Single by Yolanda Adams

from the album Save the World and Yolanda... Live in Washington
- Released: 1993; 1996 (live version);
- Recorded: 1993; 1996 (live version);
- Genre: Gospel
- Length: 4:24; 6:28 (live version);
- Label: Verity
- Songwriter(s): V. Michael McKay

Yolanda Adams singles chronology
|  | "The Battle Is the Lord's" (1993) | "Gotta Have Love" (1995) |

= The Battle Is the Lord's =

"The Battle Is the Lord's" is a song by American singer Yolanda Adams.
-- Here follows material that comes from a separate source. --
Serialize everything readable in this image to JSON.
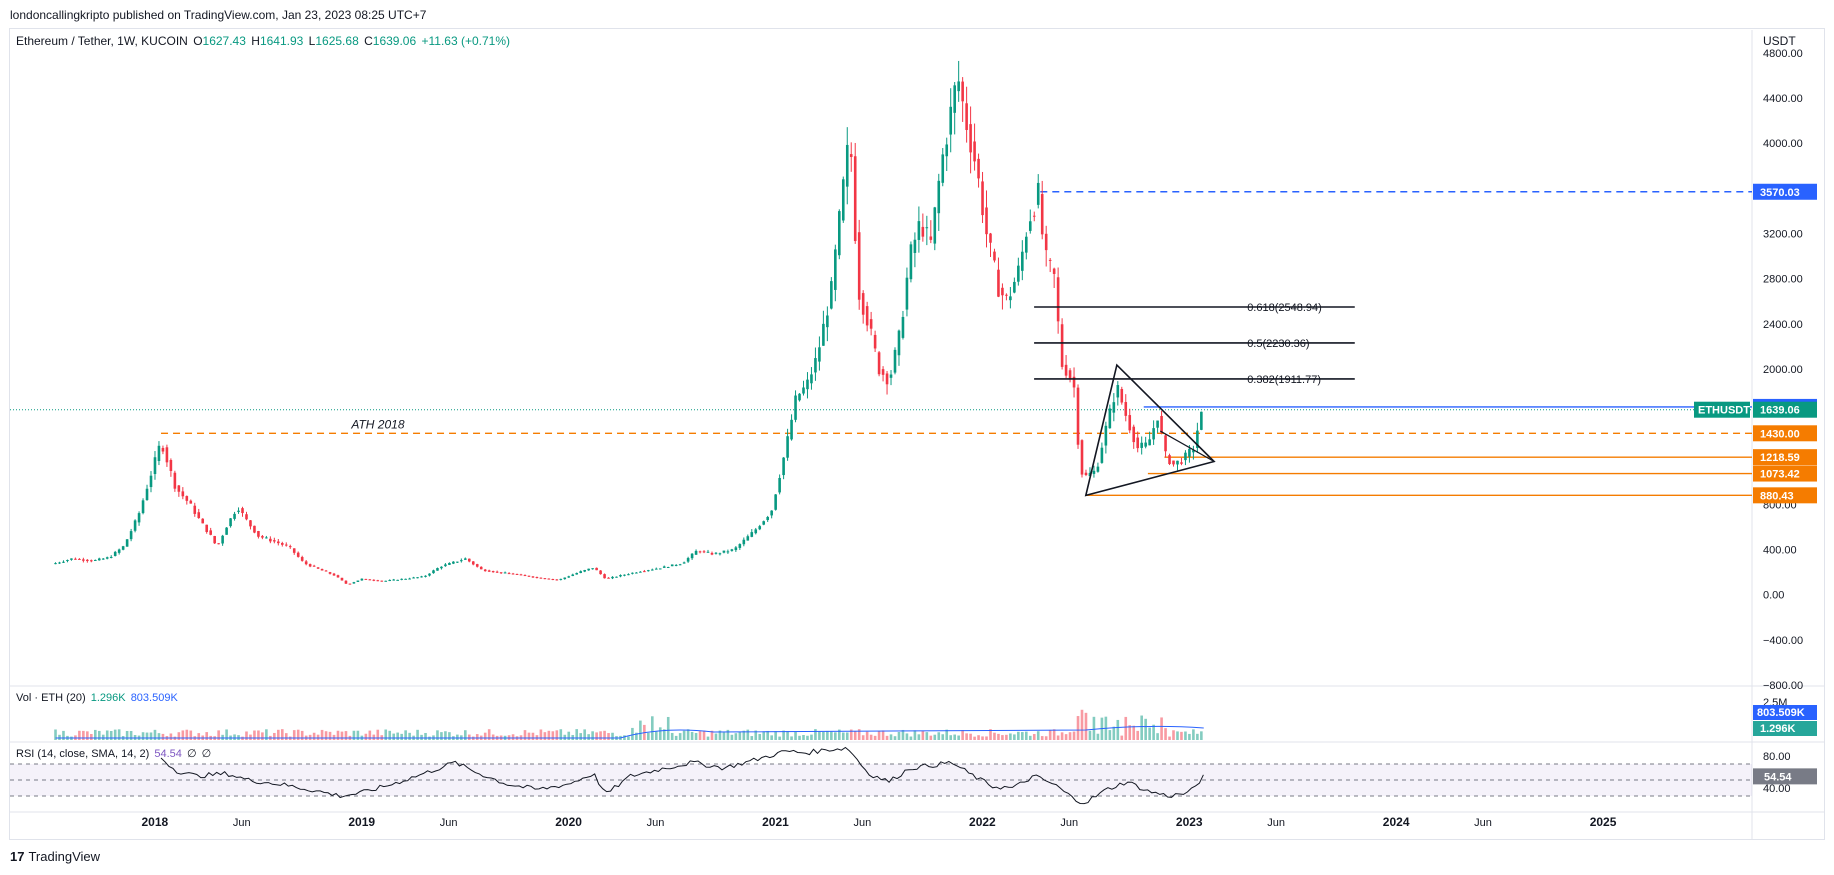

It was the lead single from her 1993 album Save the World. It was named Song of the Year at the Stellar Awards in 1994, where it also won Adams the award for Traditional Solo Performance — Female. A later live recording was included on her Grammy-nominated album Yolanda... Live in Washington (1996). The performance of this song was later featured on her DVD An Unforgettable Evening with Yolanda Adams in 2003.

==Charts==
===Weekly charts===

| Chart (2002–2019) | Peak position |
|---|---|
| US Adult R&B Songs (Billboard) | 20 |
| US Gospel Digital Songs (Billboard) | 12 |
| US Gospel Streaming Songs (Billboard) | 20 |
| US Hot R&B/Hip-Hop Songs (Billboard) | 75 |

==Certifications==

| Region | Certification | Certified units/sales |
| United States (RIAA) | Gold | 500,000^{‡} |
^{‡} Sales+streaming figures based on certification alone.